The Lack of Electricity Paralyzes Businesses and Life in Matanzas, Cuba

Small businesses dedicated to the food trade are others are affected, and the annoyance of their owners who, in addition to income, lose part of their merchandise, is increasing .

Products that need to be refrigerated lose quality in the absence of electricity / 14ymedio

14ymedio bigger14ymedio, Julio César Contreras, Matanzas, 14 May 2024 — Aurelio has not been able to serve any customers this Tuesday in his cell phone repair shop in Matanzas. The constant blackouts, especially in the part of the city where he works, affect his business, which depends almost entirely on electricity. The situation has forced him to give, for several days, the same response to his clients: “I have a solution for your phone. What I don’t have is electricity.”
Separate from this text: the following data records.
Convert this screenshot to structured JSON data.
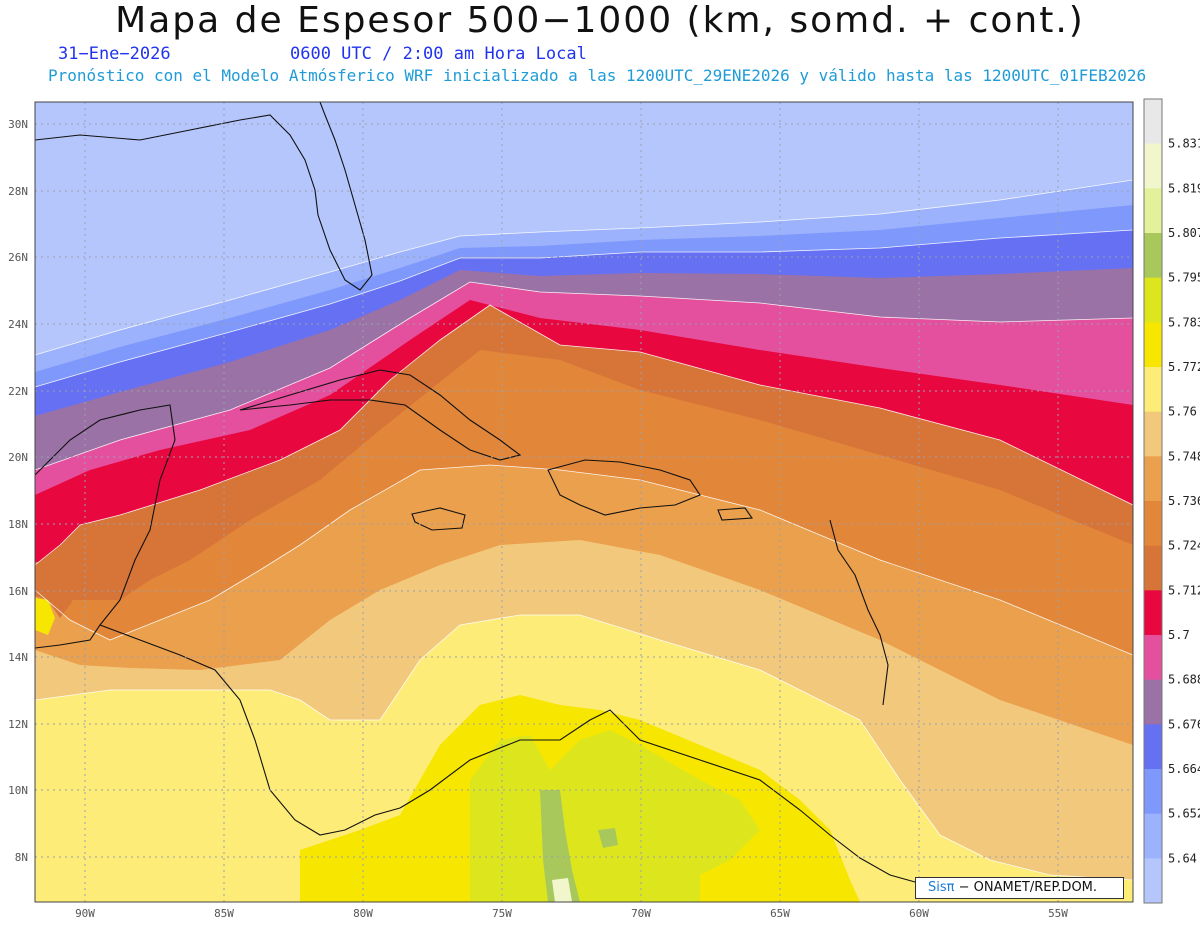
{
  "title": "Mapa de Espesor 500−1000 (km, somd. + cont.)",
  "date": "31−Ene−2026",
  "valid_time": "0600 UTC / 2:00 am Hora Local",
  "subtitle": "Pronóstico con el Modelo Atmósferico WRF inicializado a las 1200UTC_29ENE2026 y válido hasta las  1200UTC_01FEB2026",
  "lat_labels": [
    "30N",
    "28N",
    "26N",
    "24N",
    "22N",
    "20N",
    "18N",
    "16N",
    "14N",
    "12N",
    "10N",
    "8N"
  ],
  "lon_labels": [
    "90W",
    "85W",
    "80W",
    "75W",
    "70W",
    "65W",
    "60W",
    "55W"
  ],
  "colorbar": {
    "levels": [
      "5.831",
      "5.819",
      "5.807",
      "5.795",
      "5.783",
      "5.772",
      "5.76",
      "5.748",
      "5.736",
      "5.724",
      "5.712",
      "5.7",
      "5.688",
      "5.676",
      "5.664",
      "5.652",
      "5.64"
    ],
    "colors": [
      "#e8e8e8",
      "#f2f6cc",
      "#e2f19a",
      "#a9c85c",
      "#dde61c",
      "#f6e600",
      "#fdec78",
      "#f2c97c",
      "#eaa04d",
      "#e2873a",
      "#d77437",
      "#e8073f",
      "#e5509e",
      "#9b72a6",
      "#6670f3",
      "#7f98fb",
      "#9cb2fc",
      "#b5c6fd"
    ]
  },
  "credit": {
    "brand": "Sisπ",
    "text": "− ONAMET/REP.DOM."
  }
}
“I live in Pueblo Nuevo, near the bus terminal, and I have to come to Allende to do my job. After an early morning with a blackout at home, isn’t it easy to get here and find the same situation?” the 52-year-old man from Matanzas, whose power in his workshop has been turned off again since 7:00 am, tells this newspaper.

In the middle of the darkness of the night, and in a blackout, only a cafeteria can provide service with its own power plant / 14ymedio

His business, Aurelio says, is not “even remotely” the only one that suffers losses due to power outages. “Even state-run businesses are struggling.” A few days ago, the man from Matanzas went to the Bellamar state pizzeria, located a few blocks from his workshop, to look for some lunch. The place was in blackout and they had not been able to prepare any dishes. Asked if it was possible to return in a couple of hours, the waitress’s response – with a smile – was forceful: “You can come back whenever you want, but since we don’t know how long the blackout will be, we’re leaving.”

The MSMEs [micro, small and medium-size private enterprises] dedicated to the food trade, especially those that need refrigeration, are also affected, and the annoyance of their owners , who in addition to income, lose part of their merchandise, is increasing. “Here we use a coffee maker, toaster, oven… Everything is electrified. With the constant blackouts, it is difficult to maintain the ice cream and cold products with the necessary quality,” the owner of a cafeteria in the Iglesias neighborhood explains to 14ymedio.

When water cannot be pumped up to the rooftop tanks due to lack of electricity, the establishments’ offerings are affected / 14ymedio

“I have a friend whose MSME is mainly dedicated to selling chicken, and this week he had to empty an entire refrigerator that already had flies because the meat had spoiled,” he says. Compared to how demanding the State is with individuals, he laments, “the commitment is little.” “Every month I have to make a payment for my license, whether I sell anything or not. And if the inspectors show up, they want to charge me a fine for anything. Meanwhile, I am losing money and products go down the drain,” he complains.

The blackouts affect even the sectors most favored by the regime, such as tourism, which has one of its most important enclaves in Varadero. The hotels may not have the power cut off, but when the buses that transport workers come to refuel and there is no fuel at the service center, an operation that should take a few minutes ends up becoming a cumbersome procedure that takes long hours.

A cellphone repair shop with service turned off due to lack of electricity / 14ymedio

“Yesterday I was here until 7:00 pm and I couldn’t refuel because there was no electricity service and, therefore, the magnetic card could not be swiped. Today, the same. “I decided to wait a while, but if the power doesn’t come on…” says one of the disappointed drivers. The same thing happens with tourists who rent vehicles and when they arrive in the city find “no gas, no food, no anything.”

The chain of services affected by the blackouts, which, according to several residents of Matanzas, can exceed eight hours, is incalculable. “If there is no electricity, you cannot withdraw money from the bank, without money there is no food or transportation, much less energy to face the same situation every day. The list goes on and you come to see you can’t do anything because it is an essential service,” Aurelio grumbles.

The buses pile up, waiting for supplies to refuel / 14ymedio

The only place where there is no lack of electricity, explains the man from Matanzas, is in the La Marina neighborhood, where popular protests have occurred. In the rest of the city, “it doesn’t matter if it’s in an Etecsa branch [state telecommunications company], in the bank, in the law firm or in a store, wherever you go, there is a blackout.”